Data Science Institute and School of Computer Science, National University of Ireland Galway, Ireland.
School of Computer Science, Ryan Institute and Data Science Institute, National University of Ireland Galway, Ireland.
PLoS Comput Biol. 2022 Jun 27;18(6):e1010206. doi: 10.1371/journal.pcbi.1010206. eCollection 2022 Jun.
The effective reproduction number (ℜt) is a theoretical indicator of the course of an infectious disease that allows policymakers to evaluate whether current or previous control efforts have been successful or whether additional interventions are necessary.

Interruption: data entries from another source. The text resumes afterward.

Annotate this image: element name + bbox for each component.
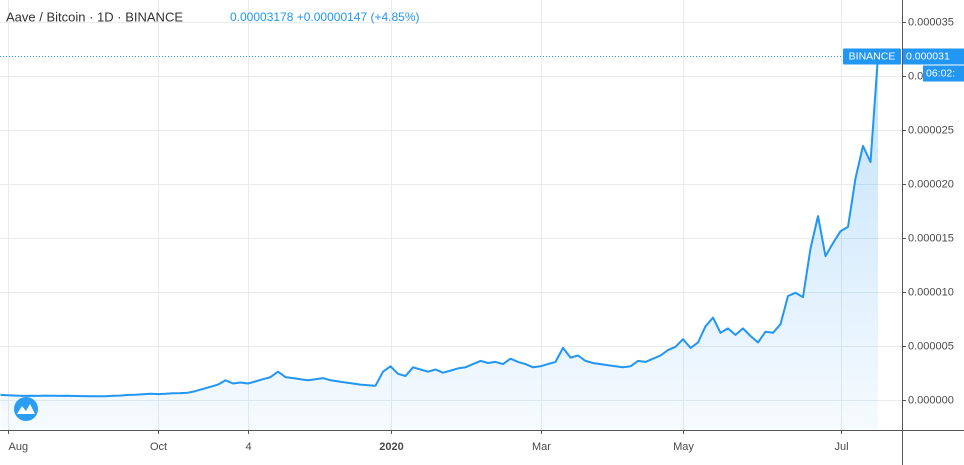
logo xyxy=(14,397,38,421)
price-line xyxy=(0,56,879,398)
x-tick-label: Mar xyxy=(532,441,551,453)
y-tick-label: 0.000010 xyxy=(908,286,954,298)
exchange-box xyxy=(843,48,901,65)
exchange-label: BINANCE xyxy=(849,50,896,62)
last-price-label: 0.000031 xyxy=(906,50,950,62)
x-tick-label: Jul xyxy=(834,441,848,453)
grid xyxy=(0,0,902,430)
x-tick-label: Oct xyxy=(150,441,167,453)
countdown-box xyxy=(923,65,964,82)
y-tick-label: 0.000035 xyxy=(908,16,954,28)
x-tick-label: May xyxy=(673,441,694,453)
y-tick-label: 0.000005 xyxy=(908,340,954,352)
y-tick-label: 0.000015 xyxy=(908,232,954,244)
x-tick-label: 4 xyxy=(245,441,251,453)
y-tick-label: 0.000020 xyxy=(908,178,954,190)
chart-title: Aave / Bitcoin · 1D · BINANCE xyxy=(6,9,183,24)
price-box xyxy=(903,48,964,65)
countdown: 06:02: xyxy=(926,67,955,79)
axis-labels: 0.000000 0.000005 0.000010 0.000015 0.000020… xyxy=(8,16,954,453)
y-tick-label: 0.000000 xyxy=(908,394,954,406)
y-tick-label: 0.000025 xyxy=(908,124,954,136)
area-fill xyxy=(0,56,878,431)
x-tick-label: Aug xyxy=(9,441,29,453)
plot xyxy=(0,56,902,431)
header-price: 0.00003178 +0.00000147 (+4.85%) xyxy=(230,10,420,24)
price-labels: BINANCE 0.000031 06:02: xyxy=(843,48,964,82)
x-tick-label: 2020 xyxy=(379,441,403,453)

This metric, however, cannot be directly observed and must be inferred from available data. One approach to obtaining such estimates is fitting compartmental models to incidence data. We can envision these dynamic models as the ensemble of structures that describe the disease's natural history and individuals' behavioural patterns. In the context of the response to the COVID-19 pandemic, the assumption of a constant transmission rate is rendered unrealistic, and it is critical to identify a mathematical formulation that accounts for changes in contact patterns. In this work, we leverage existing approaches to propose three complementary formulations that yield similar estimates for ℜt based on data from Ireland's first COVID-19 wave. We describe these Data Generating Processes (DGP) in terms of State-Space models. Two (DGP1 and DGP2) correspond to stochastic process models whose transmission rate is modelled as Brownian motion processes (Geometric and Cox-Ingersoll-Ross). These DGPs share a measurement model that accounts for incidence and transmission rates, where mobility data is assumed as a proxy of the transmission rate. We perform inference on these structures using Iterated Filtering and the Particle Filter. The final DGP (DGP3) is built from a pool of deterministic models that describe the transmission rate as information delays. We calibrate this pool of models to incidence reports using Hamiltonian Monte Carlo. By following this complementary approach, we assess the tradeoffs associated with each formulation and reflect on the benefits/risks of incorporating proxy data into the inference process. We anticipate this work will help evaluate the implications of choosing a particular formulation for the dynamics and observation of the time-varying transmission rate.
有效繁殖数(ℜt)是衡量传染病病程的理论指标,可使决策者评估当前或以往的控制措施是否成功,或者是否需要采取额外的干预措施。然而,该指标无法直接观察,必须根据可用数据进行推断。一种获得此类估计值的方法是将房室模型拟合到发病率数据上。我们可以将这些动态模型想象为描述疾病自然史和个体行为模式的结构集合。在应对 COVID-19 大流行的背景下,假设传播率保持不变是不现实的,关键是要确定一种数学公式来考虑接触模式的变化。在这项工作中,我们利用现有的方法提出了三种互补的公式,这些公式基于爱尔兰第一波 COVID-19 数据得出了相似的 ℜt 估计值。我们使用状态空间模型来描述这些数据生成过程(DGP)。其中两个(DGP1 和 DGP2)对应于随机过程模型,其传播率被建模为布朗运动过程(几何布朗运动和 Cox-Ingersoll-Ross 布朗运动)。这些 DGP 具有相同的测量模型,该模型考虑了发病率和传播率,其中移动性数据被视为传播率的代理。我们使用迭代滤波和粒子滤波对这些结构进行推断。最后一个 DGP(DGP3)是由一组确定性模型构建的,这些模型将传播率描述为信息延迟。我们使用汉密尔顿蒙特卡罗法将该模型池拟合到发病率报告中。通过这种互补的方法,我们评估了每种公式的权衡,并思考了将代理数据纳入推断过程的利弊。我们预计这项工作将有助于评估选择特定公式对时变传播率的动态和观察的影响。